Fork me on GitHub
#instaparse
<
2017-02-17
>
frank17:02:26

I'm having trouble creating a parser using the grammar specified here: https://developers.google.com/protocol-buffers/docs/reference/proto3-spec

frank17:02:52

I'm getting the feeling that there are syntax differences

frank17:02:26

I'm slurping the grammar out of a separate file, but I feel like escaped quotes still aren't being handled as I intend (e.g. quote = "'" | '"')

frank18:02:49

does anyone know how quotes ought to be escaped in instaparse ebnf strings?

gfredericks18:02:21

the way you have it looks likely to work to me

frank18:02:49

maybe there's unmatched quotes somewhere in the grammar that I copied and pasted 😕

gfredericks18:02:38

try making a trivial grammar that only matches a quote to make sure it works the way you expect

seylerius18:02:58

^ This. So much this.

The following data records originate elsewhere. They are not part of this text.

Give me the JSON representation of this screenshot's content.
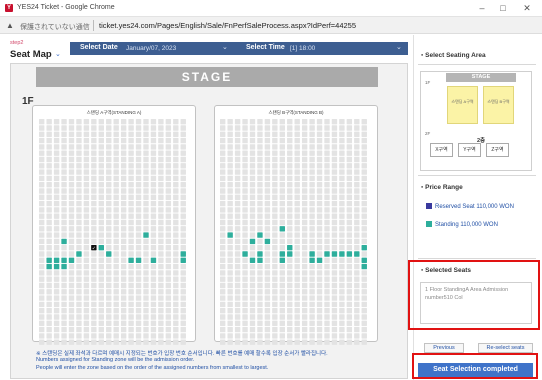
{
  "window": {
    "logo": "Y",
    "title": "YES24 Ticket - Google Chrome",
    "minimize": "–",
    "maximize": "□",
    "close": "✕"
  },
  "address_bar": {
    "warning_icon": "▲",
    "insecure_text": "保護されていない通信",
    "url": "ticket.yes24.com/Pages/English/Sale/FnPerfSaleProcess.aspx?IdPerf=44255"
  },
  "header": {
    "step": "step2",
    "title": "Seat Map",
    "title_caret": "⌄",
    "select_date_label": "Select Date",
    "select_date_value": "January/07, 2023",
    "select_time_label": "Select Time",
    "select_time_value": "[1] 18:00",
    "caret": "⌄"
  },
  "map": {
    "stage": "STAGE",
    "floor": "1F",
    "block_a_label": "스탠딩 A구역(STANDING A)",
    "block_b_label": "스탠딩 B구역(STANDING B)",
    "notes": [
      "※ 스탠딩은 실제 좌석과 다르며 예매시 지정되는 번호가 입장 번호 순서입니다. 빠른 번호를 예매 할수록 입장 순서가 빨라집니다.",
      "Numbers assigned for Standing zone will be the admission order.",
      "People will enter the zone based on the order of the assigned numbers from smallest to largest."
    ],
    "available_color": "#2eae9c",
    "selected_color": "#111111"
  },
  "side": {
    "seating_area_title": "Select Seating Area",
    "mini_map": {
      "stage": "STAGE",
      "floor1": "1F",
      "floor2": "2F",
      "zone_a": "스탠딩 A구역",
      "zone_b": "스탠딩 B구역",
      "balcony": "2층",
      "tiers": [
        "X구역",
        "Y구역",
        "Z구역"
      ]
    },
    "price_range_title": "Price Range",
    "prices": [
      {
        "label": "Reserved Seat 110,000 WON",
        "color": "#3a3a9e"
      },
      {
        "label": "Standing 110,000 WON",
        "color": "#2eae9c"
      }
    ],
    "selected_seats_title": "Selected Seats",
    "selected_seats_text": "1 Floor StandingA Area Admission number510 Col",
    "previous_button": "Previous",
    "reselect_button": "Re-select seats",
    "complete_button": "Seat Selection completed"
  }
}
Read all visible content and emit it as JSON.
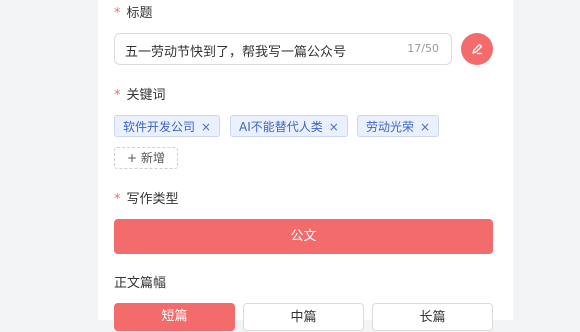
{
  "form": {
    "title_label": "标题",
    "title_value": "五一劳动节快到了，帮我写一篇公众号",
    "title_counter": "17/50",
    "keywords_label": "关键词",
    "keywords": [
      {
        "text": "软件开发公司",
        "remove": "×"
      },
      {
        "text": "AI不能替代人类",
        "remove": "×"
      },
      {
        "text": "劳动光荣",
        "remove": "×"
      }
    ],
    "add_keyword_icon": "+",
    "add_keyword_label": "新增",
    "writing_type_label": "写作类型",
    "writing_type_value": "公文",
    "length_label": "正文篇幅",
    "length_options": [
      "短篇",
      "中篇",
      "长篇"
    ],
    "required_mark": "*"
  },
  "colors": {
    "accent": "#f36b6b",
    "tag_bg": "#eaf0fd",
    "tag_text": "#3b66c4"
  },
  "icons": {
    "edit": "pen-icon"
  }
}
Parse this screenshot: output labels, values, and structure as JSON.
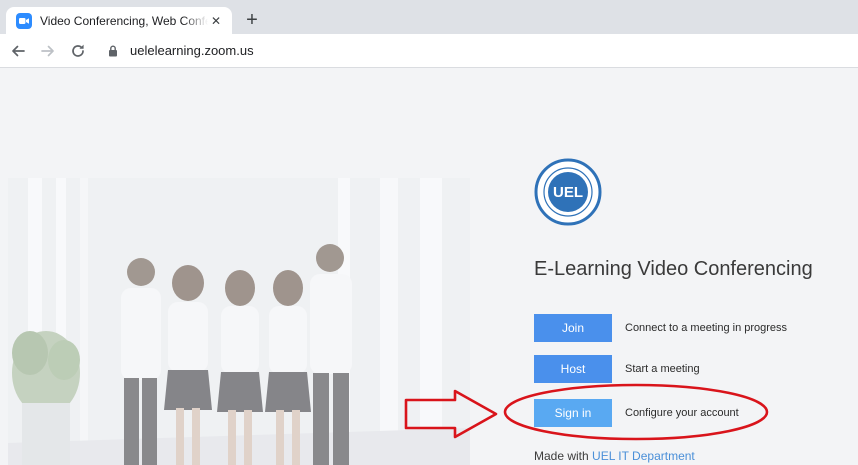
{
  "browser": {
    "tab": {
      "title": "Video Conferencing, Web Conferencing, Webinars, Screen Sharing - Zoom",
      "close_label": "✕"
    },
    "new_tab_label": "+",
    "url": "uelelearning.zoom.us"
  },
  "page": {
    "headline": "E-Learning Video Conferencing",
    "logo_text": "UEL",
    "actions": [
      {
        "button": "Join",
        "description": "Connect to a meeting in progress"
      },
      {
        "button": "Host",
        "description": "Start a meeting"
      },
      {
        "button": "Sign in",
        "description": "Configure your account"
      }
    ],
    "footer": {
      "prefix": "Made with",
      "link": "UEL IT Department"
    }
  },
  "colors": {
    "button_blue": "#4a90ec",
    "signin_blue": "#59a9f2",
    "annotation_red": "#d9141b"
  },
  "icons": [
    "zoom-favicon",
    "close-icon",
    "plus-icon",
    "back-arrow-icon",
    "forward-arrow-icon",
    "reload-icon",
    "lock-icon",
    "uel-logo"
  ]
}
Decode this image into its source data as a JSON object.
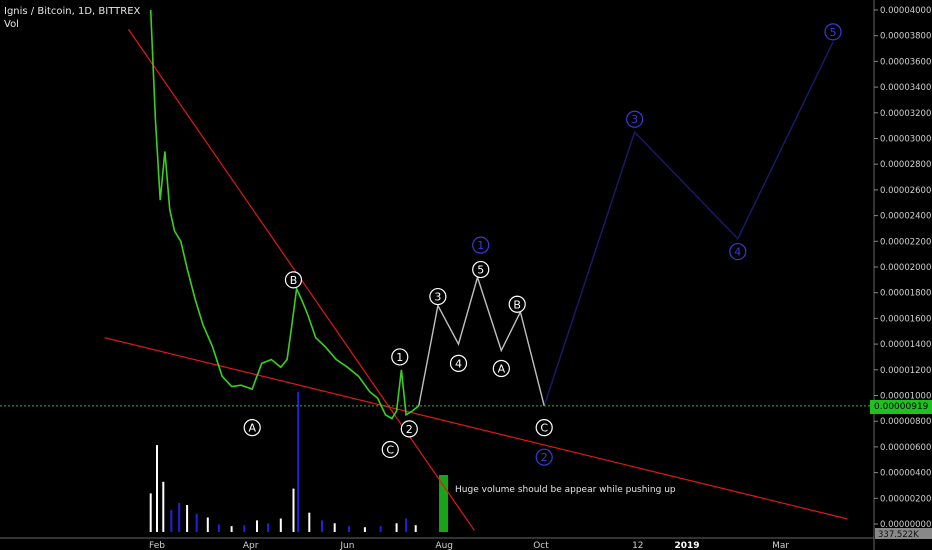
{
  "header": {
    "symbol": "Ignis / Bitcoin, 1D, BITTREX",
    "volume_label": "Vol"
  },
  "last_price": "0.00000919",
  "annotation": "Huge volume should be appear while pushing up",
  "volume_readout": "337.522K",
  "colors": {
    "background": "#000000",
    "price_line": "#3ad11e",
    "trend_lines": "#e01818",
    "projection_white": "#bfbfbf",
    "projection_blue": "#1a1a6e",
    "wave_blue": "#3a3ad8",
    "volume_up": "#ffffff",
    "volume_down": "#2020e0",
    "volume_marker": "#19a319"
  },
  "chart_data": {
    "type": "line",
    "title": "Ignis / Bitcoin, 1D, BITTREX",
    "xlabel": "",
    "ylabel": "",
    "x_ticks": [
      "Feb",
      "Apr",
      "Jun",
      "Aug",
      "Oct",
      "12",
      "2019",
      "Mar"
    ],
    "y_ticks": [
      "0.00004000",
      "0.00003800",
      "0.00003600",
      "0.00003400",
      "0.00003200",
      "0.00003000",
      "0.00002800",
      "0.00002600",
      "0.00002400",
      "0.00002200",
      "0.00002000",
      "0.00001800",
      "0.00001600",
      "0.00001400",
      "0.00001200",
      "0.00001000",
      "0.00000800",
      "0.00000600",
      "0.00000400",
      "0.00000200",
      "0.00000000"
    ],
    "ylim": [
      0,
      4e-05
    ],
    "grid": false,
    "series": [
      {
        "x": [
          "2018-01-28",
          "2018-01-31",
          "2018-02-03",
          "2018-02-06",
          "2018-02-09",
          "2018-02-12",
          "2018-02-16",
          "2018-02-20",
          "2018-02-25",
          "2018-03-02",
          "2018-03-08",
          "2018-03-14",
          "2018-03-20",
          "2018-03-26",
          "2018-04-02",
          "2018-04-08",
          "2018-04-14",
          "2018-04-20",
          "2018-04-24",
          "2018-04-27",
          "2018-04-30",
          "2018-05-03",
          "2018-05-07",
          "2018-05-12",
          "2018-05-18",
          "2018-05-25",
          "2018-06-01",
          "2018-06-08",
          "2018-06-15",
          "2018-06-20",
          "2018-06-25",
          "2018-06-29",
          "2018-07-02",
          "2018-07-05",
          "2018-07-08",
          "2018-07-12",
          "2018-07-16"
        ],
        "values": [
          4e-05,
          3.15e-05,
          2.52e-05,
          2.9e-05,
          2.45e-05,
          2.28e-05,
          2.2e-05,
          1.99e-05,
          1.75e-05,
          1.55e-05,
          1.38e-05,
          1.15e-05,
          1.07e-05,
          1.08e-05,
          1.05e-05,
          1.25e-05,
          1.28e-05,
          1.22e-05,
          1.28e-05,
          1.55e-05,
          1.83e-05,
          1.75e-05,
          1.63e-05,
          1.45e-05,
          1.38e-05,
          1.28e-05,
          1.22e-05,
          1.15e-05,
          1.03e-05,
          9.8e-06,
          8.5e-06,
          8.2e-06,
          8.8e-06,
          1.2e-05,
          8.5e-06,
          8.8e-06,
          9.2e-06
        ]
      }
    ],
    "trend_lines": [
      {
        "from": [
          "2018-01-14",
          3.85e-05
        ],
        "to": [
          "2018-08-20",
          -5e-07
        ]
      },
      {
        "from": [
          "2017-12-30",
          1.45e-05
        ],
        "to": [
          "2019-04-12",
          4e-07
        ]
      }
    ],
    "wave_projection_white": {
      "points": [
        [
          "2018-07-16",
          9.2e-06
        ],
        [
          "2018-07-28",
          1.7e-05
        ],
        [
          "2018-08-10",
          1.4e-05
        ],
        [
          "2018-08-22",
          1.92e-05
        ],
        [
          "2018-09-06",
          1.35e-05
        ],
        [
          "2018-09-18",
          1.65e-05
        ],
        [
          "2018-10-03",
          9.2e-06
        ]
      ],
      "labels": [
        {
          "text": "A",
          "x": "2018-04-02",
          "y": 7.5e-06
        },
        {
          "text": "B",
          "x": "2018-04-28",
          "y": 1.9e-05
        },
        {
          "text": "C",
          "x": "2018-06-28",
          "y": 5.8e-06
        },
        {
          "text": "1",
          "x": "2018-07-04",
          "y": 1.3e-05
        },
        {
          "text": "2",
          "x": "2018-07-10",
          "y": 7.4e-06
        },
        {
          "text": "3",
          "x": "2018-07-28",
          "y": 1.77e-05
        },
        {
          "text": "4",
          "x": "2018-08-10",
          "y": 1.25e-05
        },
        {
          "text": "5",
          "x": "2018-08-24",
          "y": 1.98e-05
        },
        {
          "text": "A",
          "x": "2018-09-06",
          "y": 1.21e-05
        },
        {
          "text": "B",
          "x": "2018-09-16",
          "y": 1.71e-05
        },
        {
          "text": "C",
          "x": "2018-10-03",
          "y": 7.5e-06
        }
      ]
    },
    "wave_projection_blue": {
      "points": [
        [
          "2018-10-03",
          9.2e-06
        ],
        [
          "2018-11-29",
          3.05e-05
        ],
        [
          "2019-02-02",
          2.22e-05
        ],
        [
          "2019-04-03",
          3.75e-05
        ]
      ],
      "labels": [
        {
          "text": "1",
          "x": "2018-08-24",
          "y": 2.17e-05
        },
        {
          "text": "2",
          "x": "2018-10-03",
          "y": 5.2e-06
        },
        {
          "text": "3",
          "x": "2018-11-29",
          "y": 3.15e-05
        },
        {
          "text": "4",
          "x": "2019-02-02",
          "y": 2.12e-05
        },
        {
          "text": "5",
          "x": "2019-04-03",
          "y": 3.83e-05
        }
      ]
    },
    "volume": {
      "x": [
        "2018-01-28",
        "2018-02-01",
        "2018-02-05",
        "2018-02-10",
        "2018-02-15",
        "2018-02-20",
        "2018-02-26",
        "2018-03-05",
        "2018-03-12",
        "2018-03-20",
        "2018-03-28",
        "2018-04-05",
        "2018-04-12",
        "2018-04-20",
        "2018-04-28",
        "2018-05-01",
        "2018-05-08",
        "2018-05-16",
        "2018-05-24",
        "2018-06-02",
        "2018-06-12",
        "2018-06-22",
        "2018-07-02",
        "2018-07-08",
        "2018-07-14"
      ],
      "values": [
        400,
        900,
        520,
        230,
        300,
        280,
        190,
        150,
        80,
        60,
        70,
        120,
        90,
        140,
        450,
        1450,
        200,
        120,
        90,
        60,
        50,
        60,
        90,
        140,
        70
      ],
      "direction": [
        "up",
        "up",
        "up",
        "down",
        "down",
        "up",
        "down",
        "up",
        "down",
        "up",
        "down",
        "up",
        "down",
        "up",
        "up",
        "down",
        "up",
        "down",
        "up",
        "down",
        "up",
        "down",
        "up",
        "down",
        "up"
      ]
    },
    "annotations": [
      {
        "text": "Huge volume should be appear while pushing up",
        "x": "2018-07-30"
      }
    ]
  }
}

When I'm making grammars, I often make little phrases to match a character I haven't tested before.

frank18:02:44

I'll try that, thanks

aengelberg18:02:20

"'" | '"' looks right, but there are sometimes additional layers of escaping you have to deal with.

aengelberg18:02:53

e.g. if you wrote your grammar as a string in a Clojure file, it would probably have to look like

(def parser (insta/parser "quote \"'\" | '\"'"))

aengelberg18:02:11

I see this in the protobuf spec

hexEscape = '\'
that will probably throw off instaparse, since it thinks you are escaping the second '

aengelberg18:02:25

so it should really be

hexEscape = '\\'

aengelberg18:02:20

also, /[^\0\n\\]/ is not valid EBNF in instaparse (should be #"[^\0\n\\]")

frank18:02:38

ah, that's probably it!

frank18:02:41

strangely enough, #"[^\0\n\\]" isn't valid clojure regex syntax, so I stole the same regex syntax from https://github.com/arpagaus/clj-protobuf/blob/master/resources/proto.ebnf

frank18:02:04

they've got a few extra backslashes: #"[^\\0\\n]"

frank18:02:25

@aengelberg what's the equivalent of the … that they've got littered all over their grammar?

aengelberg18:02:37

I think they meant that as a shorthand for alternating between all the digits. Sadly instaparse can't infer the intermediate values, so you would have to "0" | "1" | "2" | "3" | "4" | "5" | "6" | "8" | "9"

frank18:02:15

ah, gotcha

frank18:02:57

alternatively, #"[0-9]" should work too, right?